Fifty years ago, this man was one of my best friends. I was working at a Western Auto in Lamont, right out of high school, and moving from Arroyo Grande to Lamont made me unhappy. I missed my hometown. I missed my friends. I missed my girlfriend.
Jorge saved me. We worked together at the Western Auto my father managed. That store stocked everything from bicycle derailleurs to Curtis-Mathes console televisions big as Orson Welles’ coffin and just as heavy, and Jorge, my co-worker,made me laugh. He taught me more Spanish, teased me, threw his arms up in the air when I mangled the language. When something needed to be done–moving a refrigerator, for example, from the store to somebody’s home, he’d put his arm around my shoulder and tell me, “okay, here’s the plan.”
Jorge and I ate together. I discovered chorizo-and-egg burritos because of him, and they so impressed me that included them as a detail in a book I wrote about World War II.

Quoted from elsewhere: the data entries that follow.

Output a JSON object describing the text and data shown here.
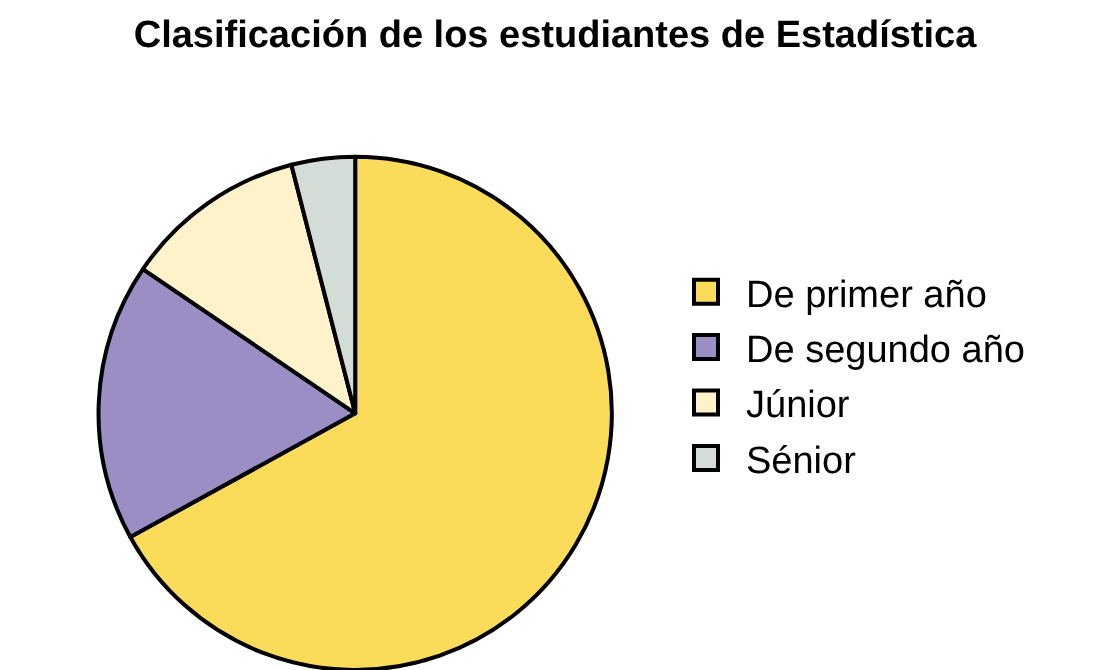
{
  "chart_data": {
    "type": "pie",
    "title": "Clasificación de los estudiantes de Estadística",
    "categories": [
      "De primer año",
      "De segundo año",
      "Júnior",
      "Sénior"
    ],
    "values": [
      67,
      17.5,
      11.5,
      4
    ],
    "colors": [
      "#fbdb5a",
      "#9b8ec4",
      "#fdf2c9",
      "#d3dcd6"
    ],
    "legend": "right"
  }
}
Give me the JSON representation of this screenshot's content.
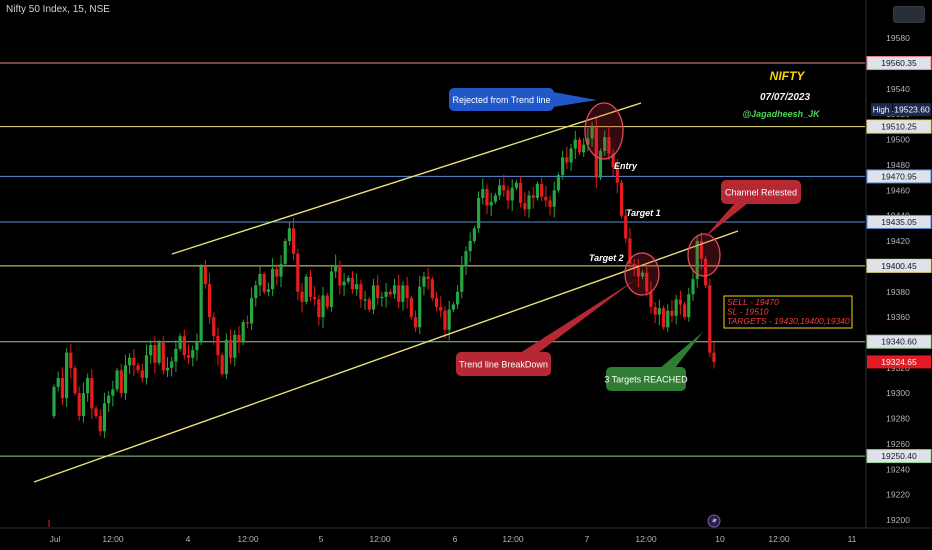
{
  "window": {
    "title": "Nifty 50 Index, 15, NSE"
  },
  "colors": {
    "background": "#000000",
    "bull": "#26a641",
    "bear": "#e81c1c",
    "trendline": "#e8e07a",
    "yellow_text": "#f5d60a",
    "green_text": "#4fd15b",
    "blue_line": "#5b8fd9",
    "red_line": "#f08a8a",
    "green_line": "#8fd08f",
    "callout_blue": "#2157c7",
    "callout_red": "#b52834",
    "callout_green": "#2e7d32"
  },
  "annotations": {
    "nifty": "NIFTY",
    "date": "07/07/2023",
    "author": "@Jagadheesh_JK",
    "entry": "Entry",
    "target1": "Target 1",
    "target2": "Target 2",
    "trade_box": [
      "SELL - 19470",
      "SL - 19510",
      "TARGETS - 19430,19400,19340"
    ]
  },
  "callouts": {
    "rejected": "Rejected from Trend line",
    "retested": "Channel Retested",
    "breakdown": "Trend line BreakDown",
    "reached": "3 Targets REACHED"
  },
  "chart_data": {
    "type": "candlestick",
    "title": "Nifty 50 Index, 15, NSE",
    "ylim": [
      19195,
      19585
    ],
    "y_ticks": [
      19200,
      19220,
      19240,
      19260,
      19280,
      19300,
      19320,
      19340,
      19360,
      19380,
      19400,
      19420,
      19440,
      19460,
      19480,
      19500,
      19520,
      19540,
      19560,
      19580
    ],
    "x_tick_labels": [
      "Jul",
      "12:00",
      "4",
      "12:00",
      "5",
      "12:00",
      "6",
      "12:00",
      "7",
      "12:00",
      "10",
      "12:00",
      "11"
    ],
    "horizontal_levels": [
      {
        "label": "19560.35",
        "value": 19560.35,
        "color": "#f08a8a"
      },
      {
        "label": "19510.25",
        "value": 19510.25,
        "color": "#e8e07a"
      },
      {
        "label": "19470.95",
        "value": 19470.95,
        "color": "#5b8fd9"
      },
      {
        "label": "19435.05",
        "value": 19435.05,
        "color": "#5b8fd9"
      },
      {
        "label": "19400.45",
        "value": 19400.45,
        "color": "#e8e07a"
      },
      {
        "label": "19340.60",
        "value": 19340.6,
        "color": "#8fd08f"
      },
      {
        "label": "19250.40",
        "value": 19250.4,
        "color": "#8fd08f"
      }
    ],
    "price_labels": [
      {
        "label": "19523.60",
        "tag": "High",
        "value": 19523.6
      },
      {
        "label": "19324.65",
        "value": 19324.65
      }
    ],
    "candles_close": [
      19305,
      19312,
      19296,
      19332,
      19320,
      19300,
      19282,
      19300,
      19312,
      19288,
      19282,
      19270,
      19292,
      19298,
      19303,
      19318,
      19300,
      19322,
      19328,
      19322,
      19318,
      19312,
      19330,
      19338,
      19324,
      19340,
      19318,
      19320,
      19325,
      19335,
      19345,
      19330,
      19328,
      19334,
      19340,
      19400,
      19386,
      19360,
      19345,
      19330,
      19315,
      19342,
      19328,
      19346,
      19340,
      19356,
      19355,
      19375,
      19385,
      19394,
      19380,
      19382,
      19398,
      19392,
      19402,
      19420,
      19430,
      19410,
      19380,
      19372,
      19392,
      19376,
      19374,
      19360,
      19377,
      19368,
      19396,
      19401,
      19385,
      19388,
      19391,
      19382,
      19386,
      19374,
      19374,
      19366,
      19385,
      19375,
      19376,
      19380,
      19378,
      19385,
      19372,
      19385,
      19375,
      19360,
      19352,
      19384,
      19392,
      19390,
      19375,
      19368,
      19365,
      19350,
      19366,
      19370,
      19380,
      19400,
      19412,
      19420,
      19430,
      19454,
      19461,
      19448,
      19451,
      19456,
      19464,
      19460,
      19452,
      19462,
      19466,
      19450,
      19445,
      19456,
      19454,
      19465,
      19455,
      19452,
      19447,
      19460,
      19472,
      19486,
      19482,
      19493,
      19500,
      19490,
      19496,
      19501,
      19510,
      19470,
      19491,
      19502,
      19489,
      19478,
      19466,
      19440,
      19422,
      19402,
      19399,
      19392,
      19395,
      19380,
      19368,
      19362,
      19367,
      19352,
      19365,
      19361,
      19374,
      19370,
      19360,
      19378,
      19390,
      19420,
      19406,
      19385,
      19332,
      19324.65
    ]
  }
}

He was a superb golfer. Like another Texan, Lee Trevino, he’d learned to hit low smoking fairway shots beneath the wind. When he messed up a shot, he laughed. When I messed up a shot–usually, a suicidal duck hook–he laughed. He had a beautiful swing, I remember.
I learned how to drive a three on the tree, the delivery truck, from him, how to get a furniture dolly through narrow doorways, but, given my ADHD, I never did learn how to tie a grape knot.

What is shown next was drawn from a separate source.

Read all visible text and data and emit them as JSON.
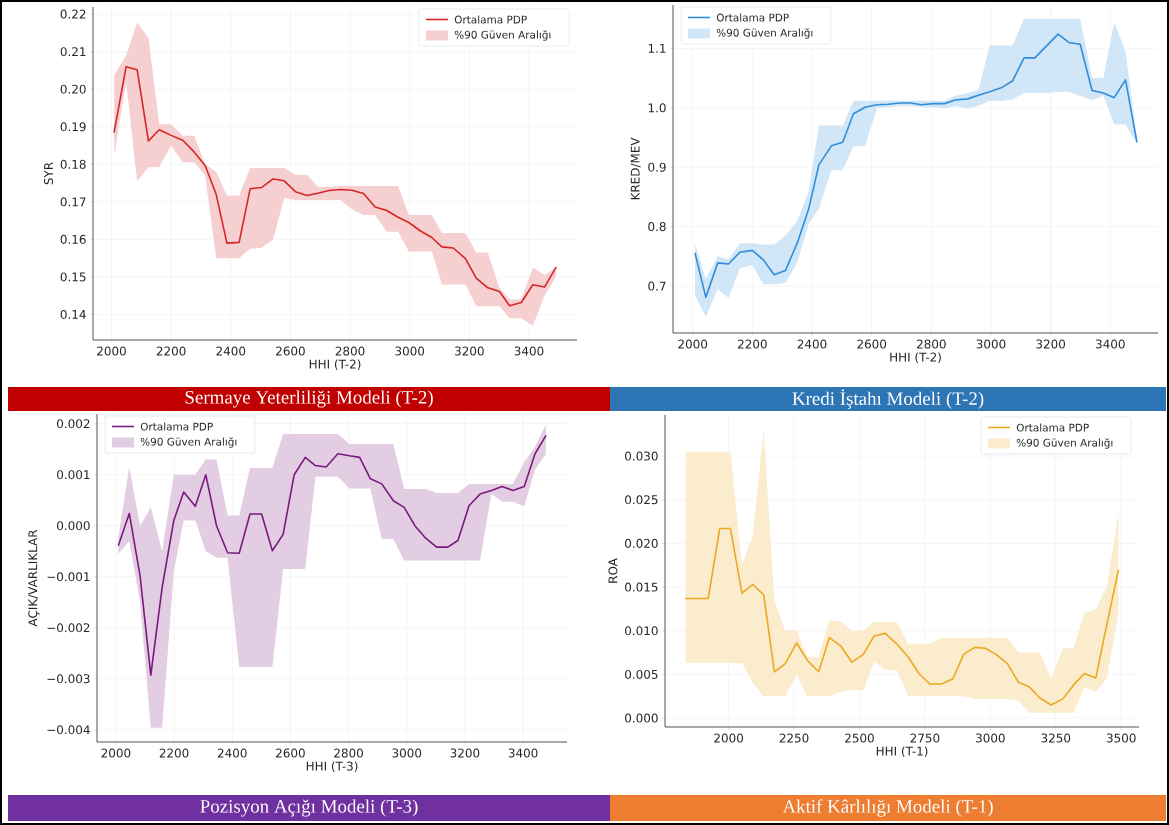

Going into a Mexican-American home in Bakersfield to make a delivery was, for me, like entering another world where I felt completely safe. The kids would be hopping up and down–a refrigerator!–and Grandfather would wave cheerily from his Western Auto recliner while the smells from the kitchen, thanks to Grandmother, were incomparable, chiles and onions and chicken or pork and fresh-baked tortillas. You could not leave without eating first.
There was always a dog, usually a shepherd mix, a statuette of Our Lady of Guadalupe, often with a votive candle, portraits of one or more Kennedys , and in heavy dark rose frames, sepia-toned portraits of los abuelos, the grandparents, on their wedding day. Grandfather was frequently in Army khakis, Grandmother’s face was framed in white lace. They looked serious.
Young men would be working on a car out front. Mom would be hanging laundry—it dries quickly in Bakersfield— on a line out back before she stopped to come in and greet us and her refrigerator (autumn gold or avocado or bronze; these were the seventies, after all).
Years after the seventies, I knew that Jorge had become a pastor but I did not know until tonight that he’d died.
I wish you could have seen him in between that army portrait and the photos of him as an older man. He was handsome, with a small Cantinflas mustache that twitched when he was about to laugh. Or when he was about to make me laugh.
Jorge Huerta Alanis, you were one of the great men of my life. So many of the photos posted by your family show you at table, surrounded by your children and grandchildren and by the food I can almost smell.
I cannot tell you how perfect those images are.